Late last year, our gorgeous niece had a beautiful baby girl. Trying to be pragmatic, I enquired what we could get instead of the plethora of pink frilly items she was bound to receive.
I would revel in those later, but having three girls, I tried to remember the useful gifts.
Her request? For me and the family to move nearer. All very sweet but not exactly practical. Especially as they live in Northern Ireland, and we don’t.
So instead, I booked flights and an Airbnb (we do love an Airbnb) and promised we’d hop over to see them in February.
Suddenly, our trip was upon us. Along with another two storms.
Flying in the storms…
Who doesn’t want to be on a plane during a storm having your hand crushed by a teenage nervous flyer? Thank you Dudders and Eunice.
While I’ve never felt such pathetically named storms presented less of threat, I still wouldn’t choose being airborne or the Northern Irish coast as my top pick for riding them out.
This isn’t our first visit during the bleaker, wet months and, as usual, Packing Mum came out in hurricane proportions.
The mister was ill right up till we left (a common theme when we go anywhere) leaving me to conclude every relationship is made up of two types of people. An organised person and a disorganised one.
The organised one usually has NO CHOICE in the matter. How I’m not dead yet I’ll never know. Is it too late to break up?
Cancel that. I’m too exhausted from all the organising all the plans for all of us and can only imagine the amount of effort needed to dissolve a 20+ year relationship would be ginormous and I’m frankly too tired.
A favourite part of being a wife and mother for me, has been sacrificing my body, career, mental stability, and physical appearance to wait on them all hand and foot only to be sighed at when I ask them to bring through their clothes to be packed.
It’s very rewarding, let me assure you. Eldest was asked to remember a coat, boots, and her passport. THREE THINGS.

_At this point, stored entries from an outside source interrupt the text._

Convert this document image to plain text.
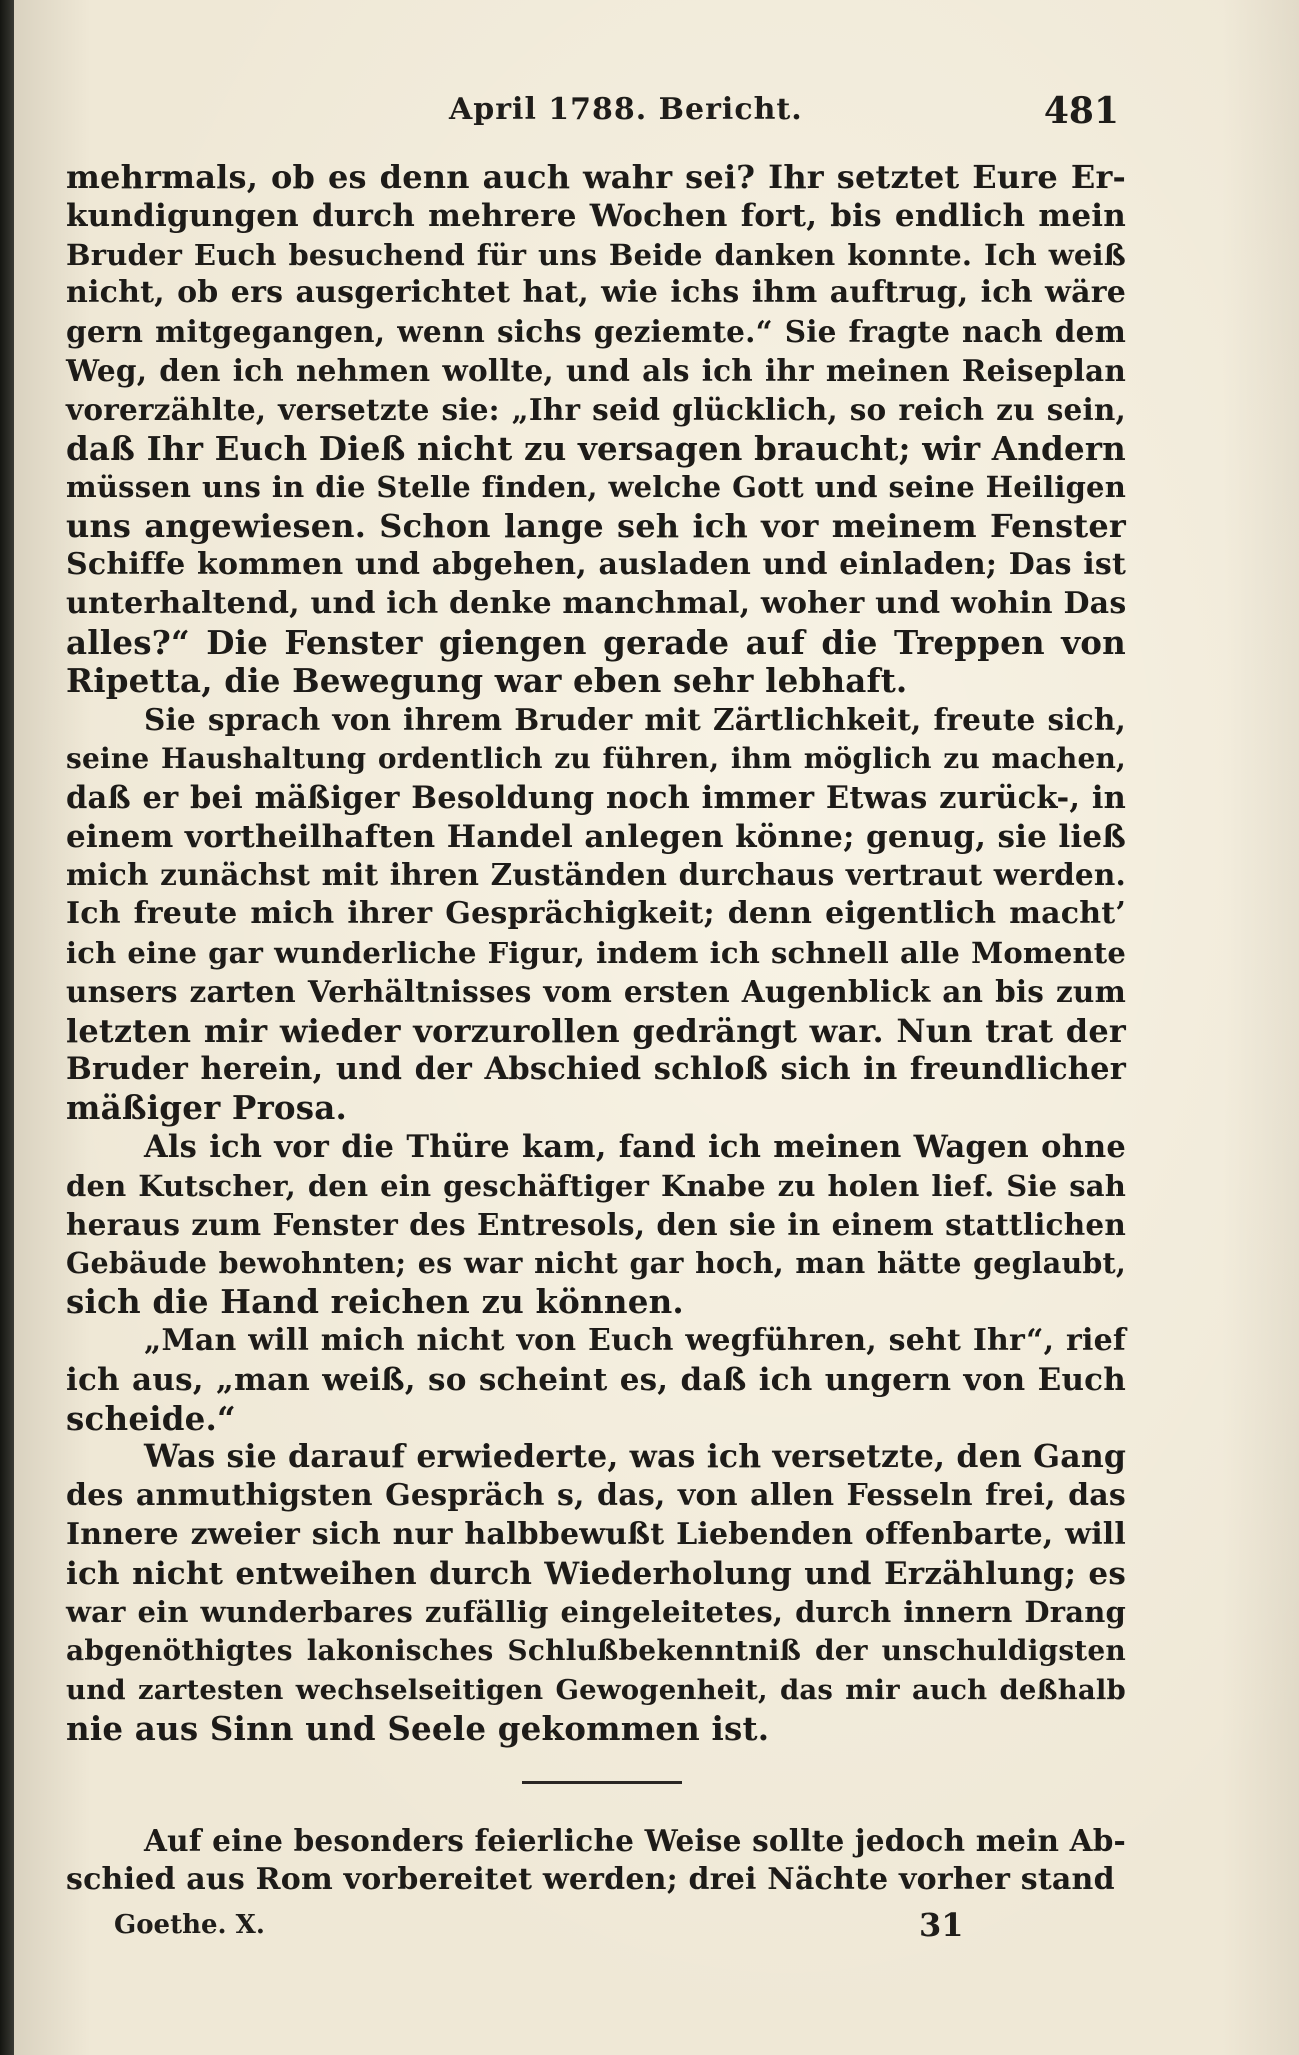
April 1788. Bericht.	481
mehrmals, ob es denn auch wahr sei? Ihr setztet Eure Er-
kundigungen durch mehrere Wochen fort, bis endlich mein
Bruder Euch besuchend für uns Beide danken konnte. Ich weiß
nicht, ob ers ausgerichtet hat, wie ichs ihm auftrug, ich wäre
gern mitgegangen, wenn sichs geziemte.“ Sie fragte nach dem
Weg, den ich nehmen wollte, und als ich ihr meinen Reiseplan
vorerzählte, versetzte sie: „Ihr seid glücklich, so reich zu sein,
daß Ihr Euch Dieß nicht zu versagen braucht; wir Andern
müssen uns in die Stelle finden, welche Gott und seine Heiligen
uns angewiesen. Schon lange seh ich vor meinem Fenster
Schiffe kommen und abgehen, ausladen und einladen; Das ist
unterhaltend, und ich denke manchmal, woher und wohin Das
alles?“ Die Fenster giengen gerade auf die Treppen von
Ripetta, die Bewegung war eben sehr lebhaft.
Sie sprach von ihrem Bruder mit Zärtlichkeit, freute sich,
seine Haushaltung ordentlich zu führen, ihm möglich zu machen,
daß er bei mäßiger Besoldung noch immer Etwas zurück-, in
einem vortheilhaften Handel anlegen könne; genug, sie ließ
mich zunächst mit ihren Zuständen durchaus vertraut werden.
Ich freute mich ihrer Gesprächigkeit; denn eigentlich macht’
ich eine gar wunderliche Figur, indem ich schnell alle Momente
unsers zarten Verhältnisses vom ersten Augenblick an bis zum
letzten mir wieder vorzurollen gedrängt war. Nun trat der
Bruder herein, und der Abschied schloß sich in freundlicher
mäßiger Prosa.
Als ich vor die Thüre kam, fand ich meinen Wagen ohne
den Kutscher, den ein geschäftiger Knabe zu holen lief. Sie sah
heraus zum Fenster des Entresols, den sie in einem stattlichen
Gebäude bewohnten; es war nicht gar hoch, man hätte geglaubt,
sich die Hand reichen zu können.
„Man will mich nicht von Euch wegführen, seht Ihr“, rief
ich aus, „man weiß, so scheint es, daß ich ungern von Euch
scheide.“
Was sie darauf erwiederte, was ich versetzte, den Gang
des anmuthigsten Gespräch s, das, von allen Fesseln frei, das
Innere zweier sich nur halbbewußt Liebenden offenbarte, will
ich nicht entweihen durch Wiederholung und Erzählung; es
war ein wunderbares zufällig eingeleitetes, durch innern Drang
abgenöthigtes lakonisches Schlußbekenntniß der unschuldigsten
und zartesten wechselseitigen Gewogenheit, das mir auch deßhalb
nie aus Sinn und Seele gekommen ist.
Auf eine besonders feierliche Weise sollte jedoch mein Ab-
schied aus Rom vorbereitet werden; drei Nächte vorher stand
Goethe. X.	31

She remembered two and announced proudly the others were less vital as she had her passport! I had the last laugh when she landed in a giant Emerald Isle-sized puddle.

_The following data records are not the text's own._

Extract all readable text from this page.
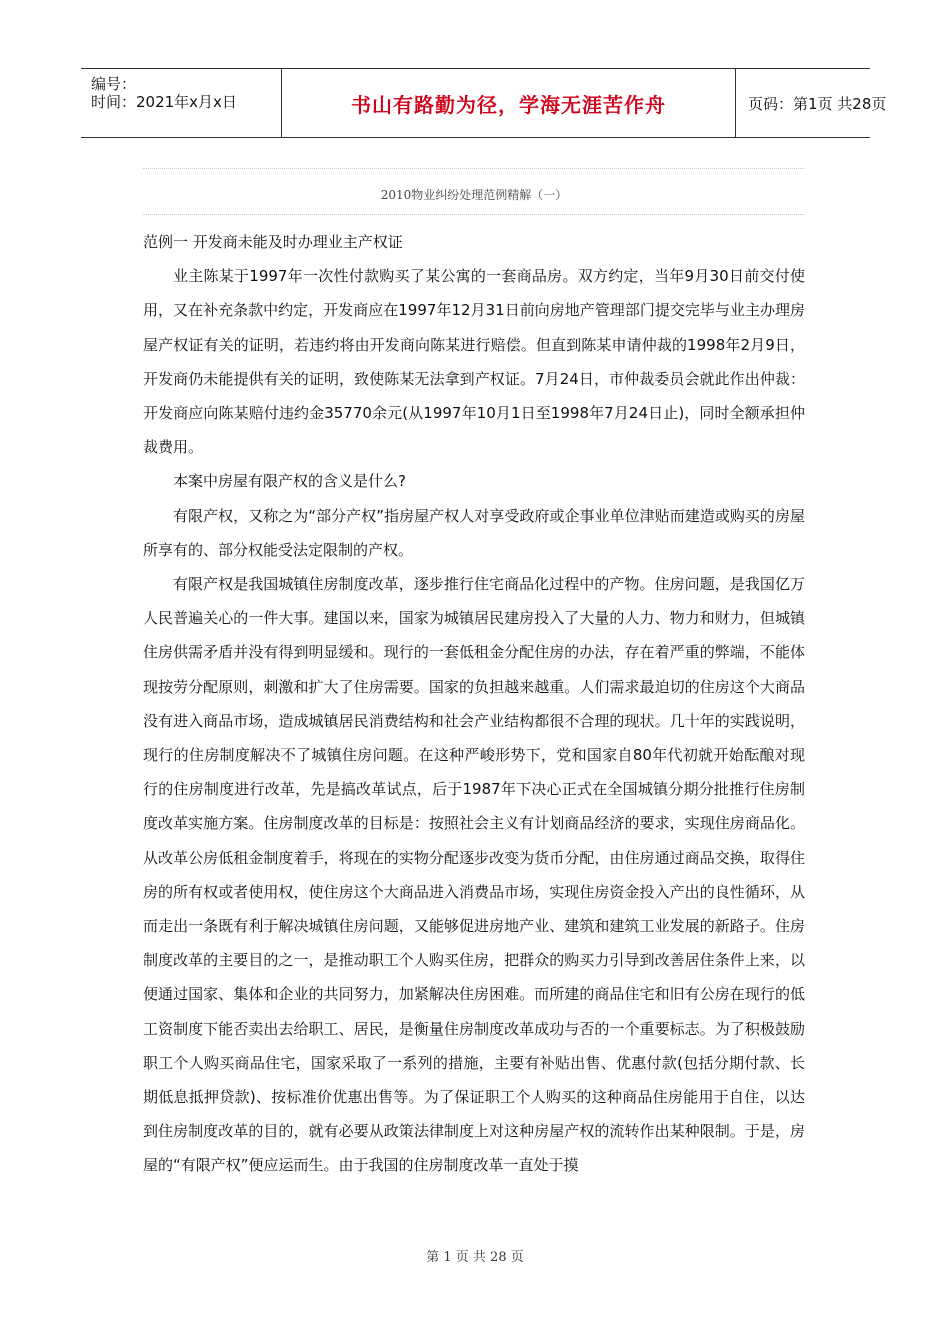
编号：
时间：2021年x月x日	书山有路勤为径，学海无涯苦作舟	页码：第1页 共28页
2010物业纠纷处理范例精解（一）

范例一 开发商未能及时办理业主产权证

业主陈某于1997年一次性付款购买了某公寓的一套商品房。双方约定，当年9月30日前交付使用，又在补充条款中约定，开发商应在1997年12月31日前向房地产管理部门提交完毕与业主办理房屋产权证有关的证明，若违约将由开发商向陈某进行赔偿。但直到陈某申请仲裁的1998年2月9日，开发商仍未能提供有关的证明，致使陈某无法拿到产权证。7月24日，市仲裁委员会就此作出仲裁：开发商应向陈某赔付违约金35770余元(从1997年10月1日至1998年7月24日止)，同时全额承担仲裁费用。

本案中房屋有限产权的含义是什么?

有限产权，又称之为“部分产权”指房屋产权人对享受政府或企事业单位津贴而建造或购买的房屋所享有的、部分权能受法定限制的产权。

有限产权是我国城镇住房制度改革，逐步推行住宅商品化过程中的产物。住房问题，是我国亿万人民普遍关心的一件大事。建国以来，国家为城镇居民建房投入了大量的人力、物力和财力，但城镇住房供需矛盾并没有得到明显缓和。现行的一套低租金分配住房的办法，存在着严重的弊端，不能体现按劳分配原则，刺激和扩大了住房需要。国家的负担越来越重。人们需求最迫切的住房这个大商品没有进入商品市场，造成城镇居民消费结构和社会产业结构都很不合理的现状。几十年的实践说明，现行的住房制度解决不了城镇住房问题。在这种严峻形势下，党和国家自80年代初就开始酝酿对现行的住房制度进行改革，先是搞改革试点，后于1987年下决心正式在全国城镇分期分批推行住房制度改革实施方案。住房制度改革的目标是：按照社会主义有计划商品经济的要求，实现住房商品化。从改革公房低租金制度着手，将现在的实物分配逐步改变为货币分配，由住房通过商品交换，取得住房的所有权或者使用权，使住房这个大商品进入消费品市场，实现住房资金投入产出的良性循环，从而走出一条既有利于解决城镇住房问题，又能够促进房地产业、建筑和建筑工业发展的新路子。住房制度改革的主要目的之一，是推动职工个人购买住房，把群众的购买力引导到改善居住条件上来，以便通过国家、集体和企业的共同努力，加紧解决住房困难。而所建的商品住宅和旧有公房在现行的低工资制度下能否卖出去给职工、居民，是衡量住房制度改革成功与否的一个重要标志。为了积极鼓励职工个人购买商品住宅，国家采取了一系列的措施，主要有补贴出售、优惠付款(包括分期付款、长期低息抵押贷款)、按标准价优惠出售等。为了保证职工个人购买的这种商品住房能用于自住，以达到住房制度改革的目的，就有必要从政策法律制度上对这种房屋产权的流转作出某种限制。于是，房屋的“有限产权”便应运而生。由于我国的住房制度改革一直处于摸

第 1 页 共 28 页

Maybe if they complain about the very simple two-minute task for 25 minutes instead of just getting on with it, it will go away?
Some highlights of the trip
Hasn’t worked yet but you’ve got to admire their persistence. My very helpful family devised a new strategy on this occasion: every time I ask them to do something, they suggest a different person that could do it instead. That person was me. Give. Me. Strength.
Enough grumbling and instead a few highlights from a trip full of joy, love, friends, and family.
Middle kid realising AT THE AIRPORT, her passport was seven months out of date was just precious. This, somehow, became my fault even though they’d all been howling at her kiddie photo for two whole weeks previously.
Or how about having to search FOUR FLOORS of the airport car park on our return just to find the motor.
Had I not taken note of where we’d parked?!? Silly me indeed <insert eye roll>. Thankfully biggest kid had produced an ’airport dad’ reel for TikTok starring the big man’s travelling adventures.
I had the genius idea to look back for the car park shot which revealed our level in glorious technicolour. Apparently, I’m no longer allowed to be annoyed for ‘being on her phone’ when it produces helpful results like that. <another eye roll here please>
This was my first ever completely sober trip to Ireland. It will also be my last.
The stresses of travelling with my lot just aren’t conducive to sobriety and my teenage self would never in a million years believe that in my 40s, my hands consumed more alcohol than my face does. Especially when on Irish soil.
Now safely home, I’m googling solo holidays where I can be on a beach. With a cocktail. Eating crisps. For long enough to include a week to sleep, a week where I don’t have to speak to anyone or make decisions. Somewhere I don’t have to cook/clean up after or do laundry. Suggestions. Are. Welcome.